RadioStack's Maverick-603 Is a Fully-Functional Open-Silicon Software-Defined Radio for FT8

Built using open tools and readied for manufacturing at SkyWater using the Efabless platform, the chip on this SDR is something special.

Gareth Halfacree
2 years agoHW101 / Communication

UPDATE (4/26/23): RadioStack has announced that, despite reaching the funding goal on its crowdfunding campaign, it is putting a halt to the Maverick-603 project with immediate effect — and that all backers will be refunded in full.

"The Maverick-603 project has been indefinitely suspended due to unforeseen logistical obstacles," the team told backers in an update published this week. "No funds have yet been spent and all backers will receive full refunds. If you backed this project, your refund will be issued within the next week to the credit card you originally used."

No details for the cancellation have been given, though RadioStack has indicated that there's a possibility the Maverick-603 project may be revived in the future.

Original article continues below.

New Hampshire-based RadioStack is looking to launch a piece of amateur radio equipment with a difference: the Maverick-603 is powered by free and open source silicon, built using the Efabless platform at a SkyWater fab.

"Maverick-603 is the first affordable FT8 receiver board built around an RF receiver chip that was designed using fully open source tools and fabrication," its creators explain. "It is capable of acquiring FT8 signals between 7MHz and 70MHz. With this frequency range, you will be able to receive signals from around the world with high accuracy. The use of our Low Noise Amplifier (LNA) will also give the chip the ability to amplify very low-strength signals, which is necessary for an effective FT8 receiver."
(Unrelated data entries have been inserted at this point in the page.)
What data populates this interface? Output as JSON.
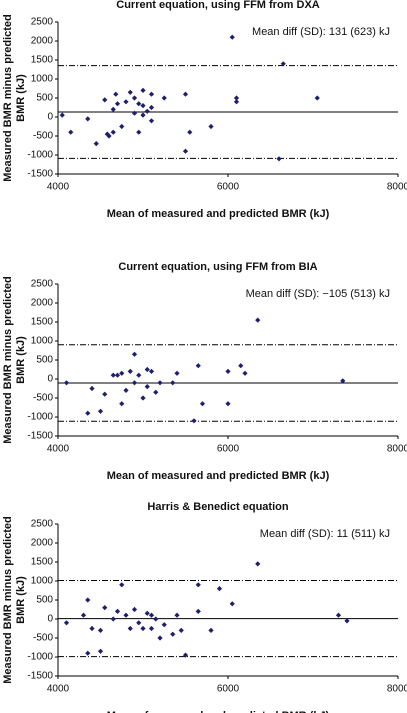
{
  "chart_data": [
    {
      "type": "scatter",
      "title": "Current equation, using FFM from DXA",
      "xlabel": "Mean of measured and predicted BMR (kJ)",
      "ylabel": [
        "Measured BMR minus predicted",
        "BMR (kJ)"
      ],
      "annotation": "Mean diff (SD): 131 (623) kJ",
      "color": "#1f1f6e",
      "x": [
        4050,
        4150,
        4350,
        4450,
        4550,
        4580,
        4600,
        4650,
        4650,
        4680,
        4700,
        4750,
        4800,
        4850,
        4900,
        4900,
        4950,
        4950,
        5000,
        5000,
        5050,
        5100,
        5100,
        5100,
        5250,
        5500,
        5500,
        5550,
        5800,
        6050,
        6100,
        6100,
        6600,
        6650,
        7050,
        5000
      ],
      "values": [
        50,
        -400,
        -50,
        -700,
        450,
        -450,
        -500,
        200,
        -400,
        600,
        350,
        -250,
        400,
        650,
        500,
        100,
        -400,
        350,
        300,
        700,
        150,
        250,
        -100,
        600,
        500,
        600,
        -900,
        -400,
        -250,
        2100,
        400,
        500,
        -1100,
        1400,
        500,
        50
      ],
      "hlines": [
        {
          "value": 131,
          "style": "solid"
        },
        {
          "value": 1352,
          "style": "dashdot"
        },
        {
          "value": -1090,
          "style": "dashdot"
        }
      ],
      "xlim": [
        4000,
        8000
      ],
      "xticks": [
        4000,
        6000,
        8000
      ],
      "ylim": [
        -1500,
        2500
      ],
      "yticks": [
        -1500,
        -1000,
        -500,
        0,
        500,
        1000,
        1500,
        2000,
        2500
      ]
    },
    {
      "type": "scatter",
      "title": "Current equation, using FFM from BIA",
      "xlabel": "Mean of measured and predicted BMR (kJ)",
      "ylabel": [
        "Measured BMR minus predicted",
        "BMR (kJ)"
      ],
      "annotation": "Mean diff (SD): −105 (513) kJ",
      "color": "#1f1f6e",
      "x": [
        4100,
        4350,
        4400,
        4500,
        4550,
        4650,
        4700,
        4750,
        4750,
        4800,
        4850,
        4900,
        4900,
        4950,
        5000,
        5050,
        5050,
        5100,
        5150,
        5200,
        5350,
        5400,
        5600,
        5650,
        5700,
        6000,
        6000,
        6150,
        6200,
        6350,
        7350
      ],
      "values": [
        -100,
        -900,
        -250,
        -850,
        -400,
        100,
        100,
        -650,
        150,
        -300,
        200,
        650,
        -100,
        100,
        -500,
        250,
        -200,
        200,
        -350,
        -100,
        -100,
        150,
        -1100,
        350,
        -650,
        200,
        -650,
        350,
        150,
        1550,
        -50
      ],
      "hlines": [
        {
          "value": -105,
          "style": "solid"
        },
        {
          "value": 901,
          "style": "dashdot"
        },
        {
          "value": -1111,
          "style": "dashdot"
        }
      ],
      "xlim": [
        4000,
        8000
      ],
      "xticks": [
        4000,
        6000,
        8000
      ],
      "ylim": [
        -1500,
        2500
      ],
      "yticks": [
        -1500,
        -1000,
        -500,
        0,
        500,
        1000,
        1500,
        2000,
        2500
      ]
    },
    {
      "type": "scatter",
      "title": "Harris & Benedict equation",
      "xlabel": "Mean of measured and predicted BMR (kJ)",
      "ylabel": [
        "Measured BMR minus predicted",
        "BMR (kJ)"
      ],
      "annotation": "Mean diff (SD): 11 (511) kJ",
      "color": "#1f1f6e",
      "x": [
        4100,
        4300,
        4350,
        4350,
        4400,
        4500,
        4500,
        4550,
        4650,
        4700,
        4750,
        4800,
        4850,
        4900,
        4950,
        5000,
        5050,
        5100,
        5100,
        5150,
        5200,
        5250,
        5350,
        5400,
        5450,
        5500,
        5650,
        5650,
        5800,
        5900,
        6050,
        6350,
        7300,
        7400
      ],
      "values": [
        -100,
        100,
        -900,
        500,
        -250,
        -850,
        -300,
        300,
        0,
        200,
        900,
        100,
        -250,
        250,
        -100,
        -250,
        150,
        -250,
        100,
        0,
        -500,
        -150,
        -400,
        100,
        -300,
        -950,
        200,
        900,
        -300,
        800,
        400,
        1450,
        100,
        -50
      ],
      "hlines": [
        {
          "value": 11,
          "style": "solid"
        },
        {
          "value": 1013,
          "style": "dashdot"
        },
        {
          "value": -991,
          "style": "dashdot"
        }
      ],
      "xlim": [
        4000,
        8000
      ],
      "xticks": [
        4000,
        6000,
        8000
      ],
      "ylim": [
        -1500,
        2500
      ],
      "yticks": [
        -1500,
        -1000,
        -500,
        0,
        500,
        1000,
        1500,
        2000,
        2500
      ]
    }
  ]
}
Created by Joe Taylor and Steve Franke and released in 2017, FT8 is a digital radio mode based around frequency shift keying and designed to be decodable even with extremely weak signals. The Maverick-603 is specifically tailored to that mode, working as a tunable radio receiver with a control system running on an off-the-shelf Microchip ATmega1608 microcontroller.

It's the other chip on the board that is of the most interest, however: the radio receiver itself is a custom design created by RadioStack using only open source silicon design tools, put onto silicon at a SkyWater Technologies fab using the company's open source SKY130A production design kit (PDK) and the Efabless platform. While it's not the first open source chip to reach production, thanks to the Google-funded Open MPW program, it's one of the more practical: a fully-functional FT8 receiver.
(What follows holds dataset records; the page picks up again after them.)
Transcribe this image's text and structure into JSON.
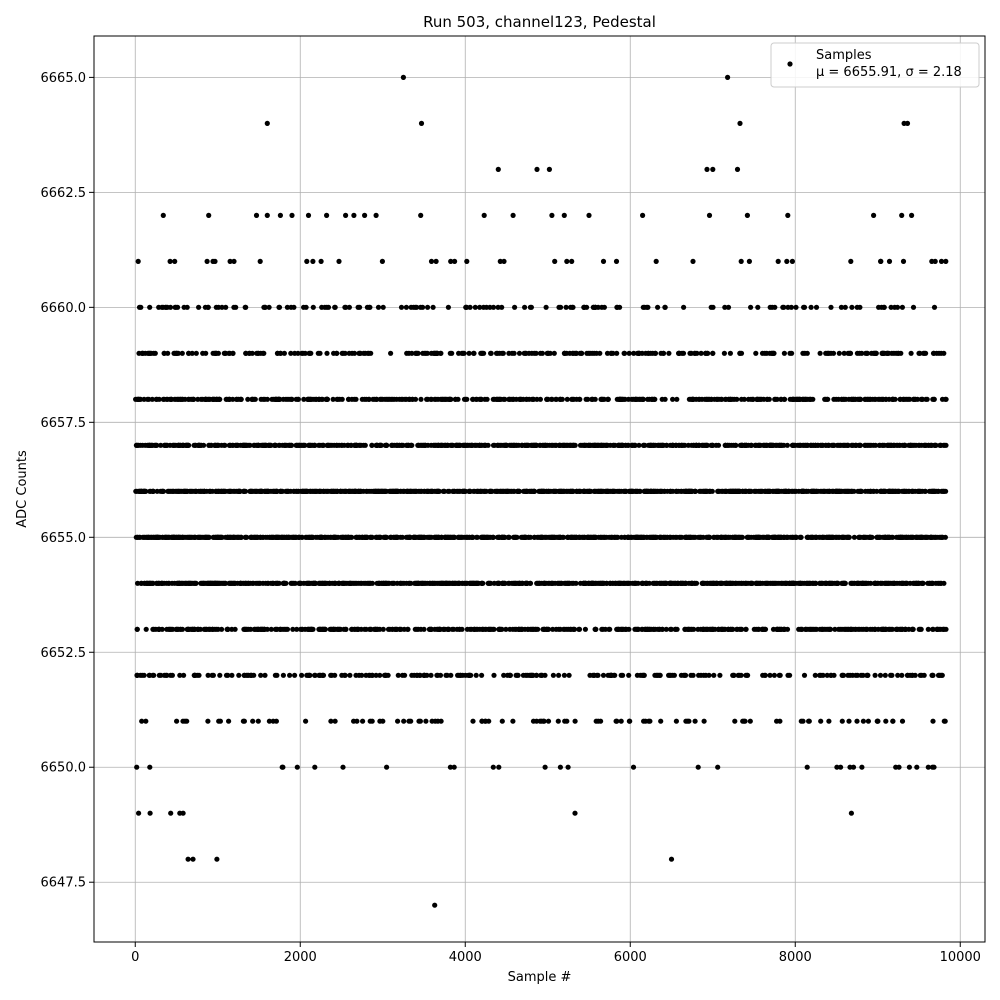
{
  "chart_data": {
    "type": "scatter",
    "title": "Run 503, channel123, Pedestal",
    "xlabel": "Sample #",
    "ylabel": "ADC Counts",
    "xlim": [
      -500,
      10300
    ],
    "ylim": [
      6646.2,
      6665.9
    ],
    "x_ticks": [
      0,
      2000,
      4000,
      6000,
      8000,
      10000
    ],
    "x_tick_labels": [
      "0",
      "2000",
      "4000",
      "6000",
      "8000",
      "10000"
    ],
    "y_ticks": [
      6647.5,
      6650.0,
      6652.5,
      6655.0,
      6657.5,
      6660.0,
      6662.5,
      6665.0
    ],
    "y_tick_labels": [
      "6647.5",
      "6650.0",
      "6652.5",
      "6655.0",
      "6657.5",
      "6660.0",
      "6662.5",
      "6665.0"
    ],
    "grid": true,
    "marker_color": "#000000",
    "legend": {
      "placement": "top-right",
      "entries": [
        {
          "name": "Samples",
          "stats": "μ = 6655.91, σ = 2.18"
        }
      ]
    },
    "series": [
      {
        "name": "Samples",
        "sample_count": 9830,
        "outlier_points": [
          [
            3250,
            6665
          ],
          [
            7180,
            6665
          ],
          [
            1600,
            6664
          ],
          [
            3470,
            6664
          ],
          [
            7330,
            6664
          ],
          [
            9320,
            6664
          ],
          [
            9360,
            6664
          ],
          [
            4400,
            6663
          ],
          [
            4870,
            6663
          ],
          [
            5020,
            6663
          ],
          [
            6930,
            6663
          ],
          [
            7000,
            6663
          ],
          [
            7300,
            6663
          ],
          [
            340,
            6662
          ],
          [
            890,
            6662
          ],
          [
            1470,
            6662
          ],
          [
            1600,
            6662
          ],
          [
            1760,
            6662
          ],
          [
            1900,
            6662
          ],
          [
            2100,
            6662
          ],
          [
            2320,
            6662
          ],
          [
            2550,
            6662
          ],
          [
            2650,
            6662
          ],
          [
            2780,
            6662
          ],
          [
            2920,
            6662
          ],
          [
            3460,
            6662
          ],
          [
            4230,
            6662
          ],
          [
            4580,
            6662
          ],
          [
            5050,
            6662
          ],
          [
            5200,
            6662
          ],
          [
            5500,
            6662
          ],
          [
            6150,
            6662
          ],
          [
            6960,
            6662
          ],
          [
            7420,
            6662
          ],
          [
            7910,
            6662
          ],
          [
            8950,
            6662
          ],
          [
            9290,
            6662
          ],
          [
            9410,
            6662
          ],
          [
            180,
            6649
          ],
          [
            40,
            6649
          ],
          [
            430,
            6649
          ],
          [
            540,
            6649
          ],
          [
            580,
            6649
          ],
          [
            5330,
            6649
          ],
          [
            8680,
            6649
          ],
          [
            640,
            6648
          ],
          [
            700,
            6648
          ],
          [
            990,
            6648
          ],
          [
            6500,
            6648
          ],
          [
            3630,
            6647
          ]
        ],
        "dense_levels": [
          6650,
          6651,
          6652,
          6653,
          6654,
          6655,
          6656,
          6657,
          6658,
          6659,
          6660,
          6661
        ],
        "level_weights": {
          "6650": 0.006,
          "6651": 0.02,
          "6652": 0.05,
          "6653": 0.1,
          "6654": 0.155,
          "6655": 0.18,
          "6656": 0.175,
          "6657": 0.135,
          "6658": 0.09,
          "6659": 0.055,
          "6660": 0.028,
          "6661": 0.008
        }
      }
    ]
  }
}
"It is difficult for open source practices to thrive in the chip-design industry, but Maverick-603 demonstrates that open source chip design can produce products that equal or surpass their closed-source counterparts," RadioStack claims. "With this project, we aim to gather interest and support, both for amateur radio and for open source chip design."

The FT8 receiver chip design is available on GitHub under the permissive Apache 2.0 license, with more information available on the Efabless project page; fully-functional receiver boards, which include the microcontroller and provide an SPI bus for control from an external device alongside USB support, are to be pre-sold via a Crowd Supply crowdfunding campaign in the near future.